Recently Adobe released Puppet recipes that they are using to automate Hadoop/HBase deployments to the community. InfoQ spoke with Luke Kanies, founder of PuppetLabs, to learn more about what this means.
Puppet is an open source tool for data center automation and was already featured at InfoQ back in February 2010. Puppet is used in small and medium range companies as well as in the infrastructure of big players like Google, Digg and Sun/Oracle.
Hadoop is an open source project of the Apache foundation. It is written in Java and provides a scalable and distributable framework to deal with large amounts of data. Inspired by Google's MapReduce paradigm, it is being used by companies who have to deal with Petabytes of data, like Facebook and Twitter.

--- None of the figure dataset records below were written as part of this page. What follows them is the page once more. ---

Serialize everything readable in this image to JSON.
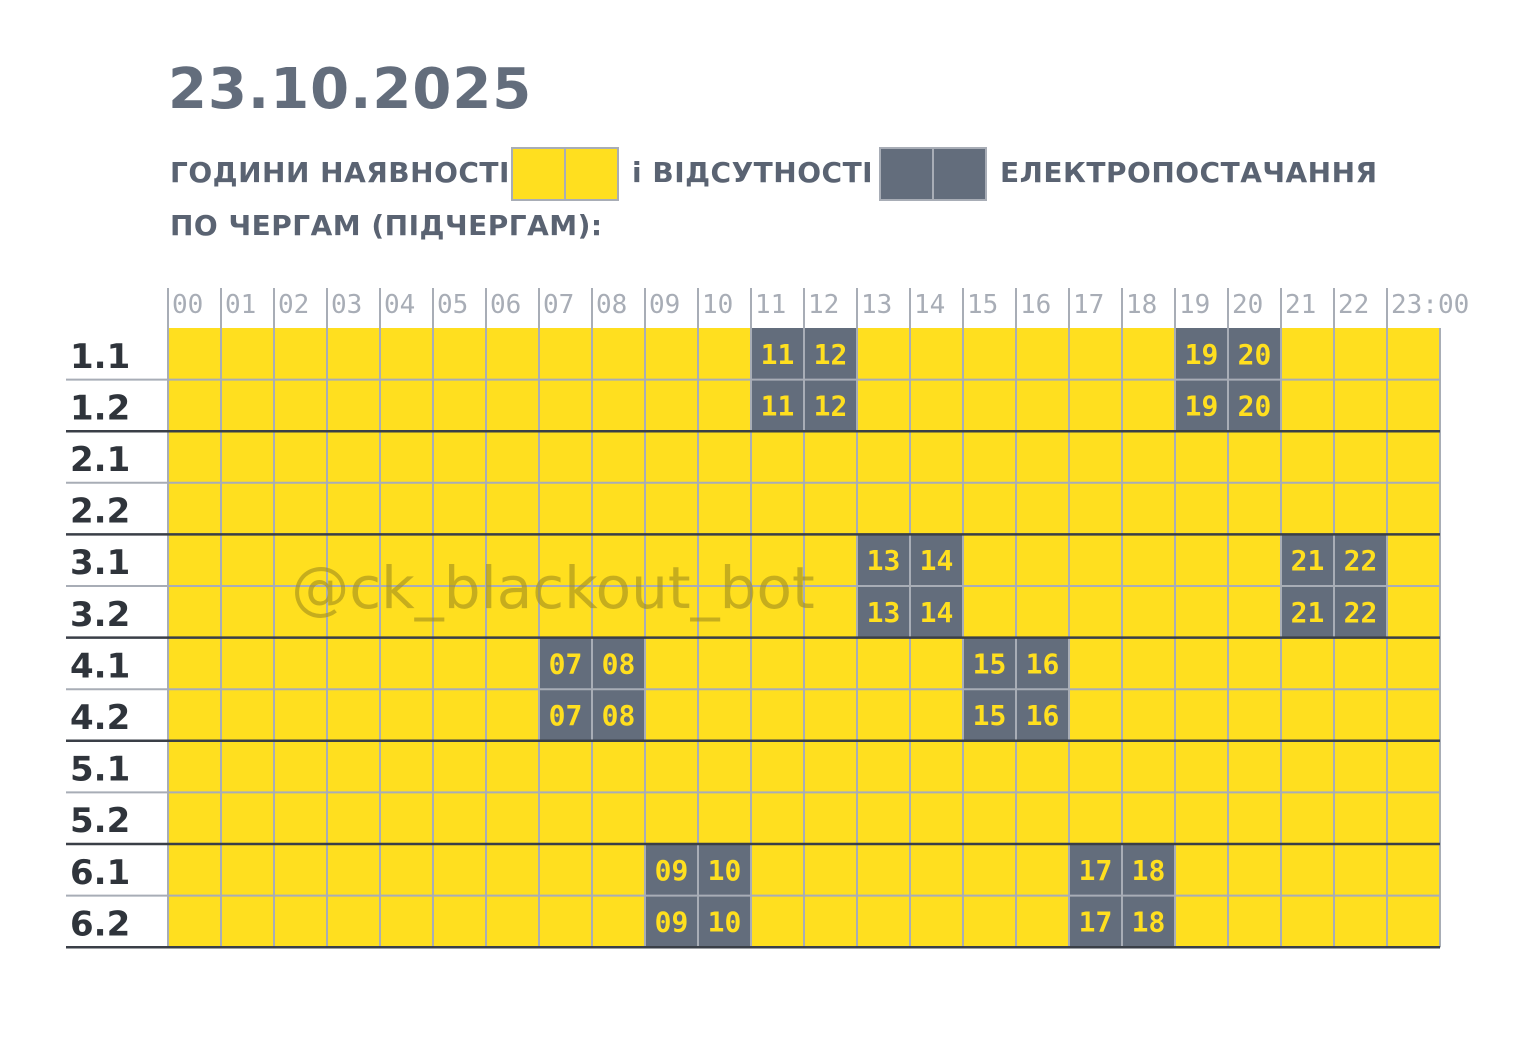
{
  "title": "23.10.2025",
  "legend": {
    "available_label": "ГОДИНИ НАЯВНОСТІ",
    "absent_label": "і ВІДСУТНОСТІ",
    "power_label": "ЕЛЕКТРОПОСТАЧАННЯ",
    "queues_label": "ПО ЧЕРГАМ (ПІДЧЕРГАМ):"
  },
  "watermark": "@ck_blackout_bot",
  "colors": {
    "on": "#ffdf1f",
    "off": "#636d7c",
    "grid": "#a8adb6",
    "separator": "#3a3f47",
    "off_text": "#ffdf1f",
    "header_text": "#a8adb6",
    "row_label": "#2f343b"
  },
  "chart_data": {
    "type": "heatmap",
    "hour_labels": [
      "00",
      "01",
      "02",
      "03",
      "04",
      "05",
      "06",
      "07",
      "08",
      "09",
      "10",
      "11",
      "12",
      "13",
      "14",
      "15",
      "16",
      "17",
      "18",
      "19",
      "20",
      "21",
      "22",
      "23:00"
    ],
    "rows": [
      {
        "label": "1.1",
        "off_hours": [
          "11",
          "12",
          "19",
          "20"
        ]
      },
      {
        "label": "1.2",
        "off_hours": [
          "11",
          "12",
          "19",
          "20"
        ]
      },
      {
        "label": "2.1",
        "off_hours": []
      },
      {
        "label": "2.2",
        "off_hours": []
      },
      {
        "label": "3.1",
        "off_hours": [
          "13",
          "14",
          "21",
          "22"
        ]
      },
      {
        "label": "3.2",
        "off_hours": [
          "13",
          "14",
          "21",
          "22"
        ]
      },
      {
        "label": "4.1",
        "off_hours": [
          "07",
          "08",
          "15",
          "16"
        ]
      },
      {
        "label": "4.2",
        "off_hours": [
          "07",
          "08",
          "15",
          "16"
        ]
      },
      {
        "label": "5.1",
        "off_hours": []
      },
      {
        "label": "5.2",
        "off_hours": []
      },
      {
        "label": "6.1",
        "off_hours": [
          "09",
          "10",
          "17",
          "18"
        ]
      },
      {
        "label": "6.2",
        "off_hours": [
          "09",
          "10",
          "17",
          "18"
        ]
      }
    ]
  }
}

The Puppet recipes Adobe released provide a way to automate the Hadoop/HBase deployment. InfoQ spoke with Luke Kanies, founder and lead of Puppetlabs, the company behind Puppet. Luke highlighted three main facts related to Adobe's release of their Puppet recipes:
- Large companies like Adobe are using Puppet to manage critical infrastructure
- They're managing both their traditional and cutting edge infrastructure with Puppet
- They see real value in sharing and collaborating on the solutions they create with Puppet
Big companies stating they use open source are important both for the ones working on open source projects as well as the ones who think about integrating open source components in their infrastructure. When asked about his view of open source in enterprise companies, Luke said:
In my experience, the vast majority of enterprises are very comfortable with open source. Of course, my experience is naturally biased toward those companies who are comfortable paying for services and support around open source, and especially those who are replacing non-functional proprietary software with our open source software.
I know 5-10 years ago a lot of the companies using Puppet would have been very hesitant to rely so heavily on open source, but so many people do now that the market seems to have really changed.
Business backed open source companies are good both for developers as well as customers. Asked about how Puppet evolved, Lukes answers:
One of the rare things about Puppet is that the project and company were launched at the same time, because of my experience consulting. I knew that if the project wasn't good enough to pay my bills, that it wouldn't suffice and that if my ability to survive didn't depend on the project quality, then i could get away with it not being good enough. Given that Puppet is a sysadmin-focused project, it doesn't have as much contribution as many of the developer-focused projects, so sponsorship by Puppet Labs is that much more important.
People using Hadoop usually have to deal with large amounts of data but Hadoop also found its way to universities for education. Asked about whether Puppet recipes for Hadoop could be interesting for smaller and middle-sized companies as well, Luke states:
I think the Puppet module could make Hadoop approachable for these smaller organizations. Without strong automation, the cost of deploying and managing Hadoop can be high enough that it's hard to justify, but with simple deployment and management, the overall project cost is low enough that the rewards don't have to be as big.
Automation is well established in big companies but especially small companies fear the effort it takes to start with configuration management, automation, and deployment. Luke provides tips how to get started with Puppet:
In starting with Puppet, my best recommendation is to start by automating the things that cause pain - the things that cause you to get paged at night, that result in many trouble tickets, that consume all of your time with little reward. They're usually actually not that complicated, and they free up your time to come up with a larger, long-term plan.
The vast majority of Puppet users started with a very small roll-out - managing very little on a small subset of machines. For instance, we generally sign support contracts with individual departments or divisions within a company, and only as the Puppet deployment spreads from group to group or server pool to server pool does the support contract get expanded.
As to deploying Hadoop with Puppet, obviously the first thing you need is a problem that you need Hadoop to solve. But i think it's completely reasonable to build a Puppet deployment that automates Hadoop and nothing else - if you know you want Hadoop but you're not using Puppet yet, there's nothing that says that Puppet needs to manage anything but that Hadoop deployment. Ive seen multiple cases of companies building a purpose-specific Puppet infrastructure. Eventually that success usually causes growth of Puppet usage, but only once the initial problem is solved.
InfoQ readers interested in Puppet should visit the Puppet Module Repository to get an idea how Puppet users solve their problems. The Google Group at http://groups.google.com/group/puppet-users is a good starting point to ask questions and have discussions with other Puppet user. Several videos and slide decks from PuppetCamp Europe were also recently released, for those who wish to explore Puppet in more depth.